Destruction of the mail steamer Connaught by fire
The Atlantic Royal Mail steamer Connaught destroyed by fire
from various newspaper sources - Pascal Kainic
The Connaught left Galway, on her second outward bound voyage, for St John's and Boston, on the 25th of September, 1860, with a crew of 124 officers and men and no fewer than 467 passengers.
She was the largest steamship afloat at the time, except the Great Western, launched for the Galway company, 370 feet in length and 3000 tons gross burden.
On her passage to St John's she encountered rough weather, which did some trifling damage to her skylights and deck fittings, but nothing tending to produce the subsequent disaster.

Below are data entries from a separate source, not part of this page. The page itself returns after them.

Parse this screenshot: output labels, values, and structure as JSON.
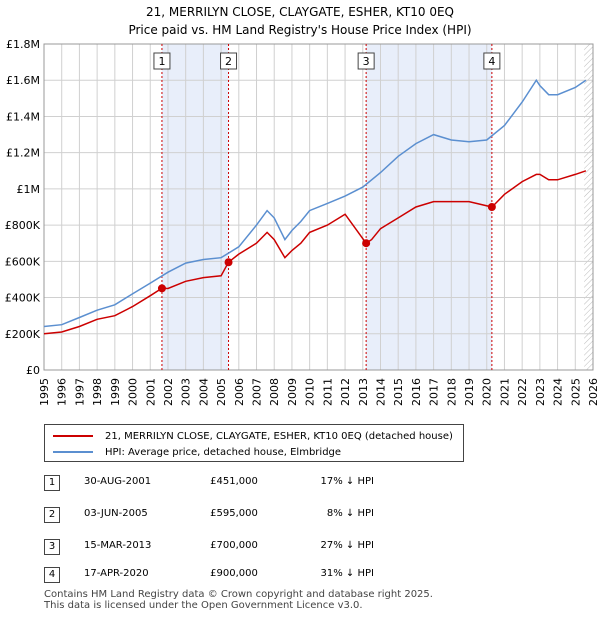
{
  "chart_data": {
    "type": "line",
    "title": "21, MERRILYN CLOSE, CLAYGATE, ESHER, KT10 0EQ",
    "subtitle": "Price paid vs. HM Land Registry's House Price Index (HPI)",
    "xlim": [
      1995,
      2026
    ],
    "ylim": [
      0,
      1800000
    ],
    "x_ticks": [
      1995,
      1996,
      1997,
      1998,
      1999,
      2000,
      2001,
      2002,
      2003,
      2004,
      2005,
      2006,
      2007,
      2008,
      2009,
      2010,
      2011,
      2012,
      2013,
      2014,
      2015,
      2016,
      2017,
      2018,
      2019,
      2020,
      2021,
      2022,
      2023,
      2024,
      2025,
      2026
    ],
    "x_tick_labels": [
      "1995",
      "1996",
      "1997",
      "1998",
      "1999",
      "2000",
      "2001",
      "2002",
      "2003",
      "2004",
      "2005",
      "2006",
      "2007",
      "2008",
      "2009",
      "2010",
      "2011",
      "2012",
      "2013",
      "2014",
      "2015",
      "2016",
      "2017",
      "2018",
      "2019",
      "2020",
      "2021",
      "2022",
      "2023",
      "2024",
      "2025",
      "2026"
    ],
    "y_ticks": [
      0,
      200000,
      400000,
      600000,
      800000,
      1000000,
      1200000,
      1400000,
      1600000,
      1800000
    ],
    "y_tick_labels": [
      "£0",
      "£200K",
      "£400K",
      "£600K",
      "£800K",
      "£1M",
      "£1.2M",
      "£1.4M",
      "£1.6M",
      "£1.8M"
    ],
    "series": [
      {
        "name": "21, MERRILYN CLOSE, CLAYGATE, ESHER, KT10 0EQ (detached house)",
        "color": "#cc0000",
        "x": [
          1995,
          1996,
          1997,
          1998,
          1999,
          2000,
          2001,
          2001.66,
          2002,
          2003,
          2004,
          2005,
          2005.42,
          2006,
          2007,
          2007.6,
          2008,
          2008.6,
          2009,
          2009.5,
          2010,
          2011,
          2012,
          2013.19,
          2013.5,
          2014,
          2015,
          2016,
          2017,
          2018,
          2019,
          2020.29,
          2020.5,
          2021,
          2022,
          2022.8,
          2023,
          2023.5,
          2024,
          2025,
          2025.6
        ],
        "values": [
          200000,
          210000,
          240000,
          280000,
          300000,
          350000,
          410000,
          451000,
          450000,
          490000,
          510000,
          520000,
          595000,
          640000,
          700000,
          760000,
          720000,
          620000,
          660000,
          700000,
          760000,
          800000,
          860000,
          700000,
          720000,
          780000,
          840000,
          900000,
          930000,
          930000,
          930000,
          900000,
          920000,
          970000,
          1040000,
          1080000,
          1080000,
          1050000,
          1050000,
          1080000,
          1100000
        ]
      },
      {
        "name": "HPI: Average price, detached house, Elmbridge",
        "color": "#5b8fd0",
        "x": [
          1995,
          1996,
          1997,
          1998,
          1999,
          2000,
          2001,
          2002,
          2003,
          2004,
          2005,
          2006,
          2007,
          2007.6,
          2008,
          2008.6,
          2009,
          2009.5,
          2010,
          2011,
          2012,
          2013,
          2014,
          2015,
          2016,
          2017,
          2018,
          2019,
          2020,
          2021,
          2022,
          2022.8,
          2023,
          2023.5,
          2024,
          2025,
          2025.6
        ],
        "values": [
          240000,
          250000,
          290000,
          330000,
          360000,
          420000,
          480000,
          540000,
          590000,
          610000,
          620000,
          680000,
          800000,
          880000,
          840000,
          720000,
          770000,
          820000,
          880000,
          920000,
          960000,
          1010000,
          1090000,
          1180000,
          1250000,
          1300000,
          1270000,
          1260000,
          1270000,
          1350000,
          1480000,
          1600000,
          1570000,
          1520000,
          1520000,
          1560000,
          1600000
        ]
      }
    ],
    "sales": [
      {
        "label": "1",
        "x": 2001.66,
        "value": 451000
      },
      {
        "label": "2",
        "x": 2005.42,
        "value": 595000
      },
      {
        "label": "3",
        "x": 2013.19,
        "value": 700000
      },
      {
        "label": "4",
        "x": 2020.29,
        "value": 900000
      }
    ],
    "shaded_ranges": [
      [
        2001.66,
        2005.42
      ],
      [
        2013.19,
        2020.29
      ]
    ],
    "hatched_from": 2025.5,
    "colors": {
      "property": "#cc0000",
      "hpi": "#5b8fd0",
      "shade": "#e8eefa",
      "grid": "#d0d0d0",
      "vline": "#cc0000"
    }
  },
  "legend": {
    "property_label": "21, MERRILYN CLOSE, CLAYGATE, ESHER, KT10 0EQ (detached house)",
    "hpi_label": "HPI: Average price, detached house, Elmbridge"
  },
  "transactions": [
    {
      "num": "1",
      "date": "30-AUG-2001",
      "price": "£451,000",
      "pct": "17% ↓ HPI"
    },
    {
      "num": "2",
      "date": "03-JUN-2005",
      "price": "£595,000",
      "pct": "8% ↓ HPI"
    },
    {
      "num": "3",
      "date": "15-MAR-2013",
      "price": "£700,000",
      "pct": "27% ↓ HPI"
    },
    {
      "num": "4",
      "date": "17-APR-2020",
      "price": "£900,000",
      "pct": "31% ↓ HPI"
    }
  ],
  "footer": {
    "line1": "Contains HM Land Registry data © Crown copyright and database right 2025.",
    "line2": "This data is licensed under the Open Government Licence v3.0."
  }
}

On leaving St John's, her supply of coal was reduced to about 536 tons; and this large abstraction of freight rendered her very crank; the remaining quantity, moreover, was for the most part stowed in bunkers above the water-line, by which the ship's stability was still further impaired.
She could not have been more than 300 miles from Boston, the wind blowing a strong gale, and the ship very unsteady, when the passengers observed that she began to roll with a singular motion to starboard, and after heeled over did not rise again with buoyancy.
The officers and crew seemed anxious and busy; the engine stopped for some time, and water was seen through the gratings, washing about in the hold.
In fact, it had been reported that water was gaining ground in the ship's bilge.
As this increase was not observable in other parts of the ship, the interference was obvious that the cause was local, and that by applying the action of the pumps to this part and closing up the access to other parts the danger might have been obviated.
Instead of this, the pumps were applied to reduce the water in the ship generally; at first with apparent effect, but the leak soon got ahead again, and by 9 A.M. of Sunday it has risen to the furnaces on the port side, and owing to the extraordinary list of the ship, put out some of the fires in the fore stoke-hole.
From this time, owing to the difficulty of feeding, the steam went rapidly down, though every effort was made to keep it up by strongly urging the fires in the after stoke-hole.
At 10 o'clock it was found that the ship was on fire !
Narrative from a passenger :
"The fire appeared between the decks. Gangs were immediately formed, with pumps and buckets, to extinguish the flames, taking the water from the sea and passing it in buckets...
The flames were momentarily expected to burst out and sweep the decks, the fire gangs having given up all hopes of extinguishing them, but continuing to apply wet blankets etc... The side of the ship was then so hot that when she rolled it would hiss and make steam of the sea water.
A gallant little Yankee brig, the Minnie Schiffer sailed alongside and hove to, seeing our deplorable situation, and showing every sign of anxiety for us; but we began to think it would be impossible to stow all our numbers on board, she looked so small.
We have since ascertained that she was only 198 tons burden. Captain Leitch made all haste to get us into the boats. Captain Wilson, the commander of the brig, however, resolved to stand by her until every person was saved, and commencing with the women and children.
But, with all the exertions that could be made, when the sun went down only about 200 had been got aboard the brig. The gallant American persevered until he had got the whole, crew and passengers, in safety.
Scarecely a parcel of baggage was saved, the trunks and even the money of the cabin passengers being left below during the confusion and the alarm which called them on deck in the morning, after which communication was cut off by the water and the flames.
The Connaught had 10.000 pound sterling in gold on board, government money taken at St John's which was lost with the ship. Only two small mail bags were saved."
She foundered approximately 150 miles off Boston.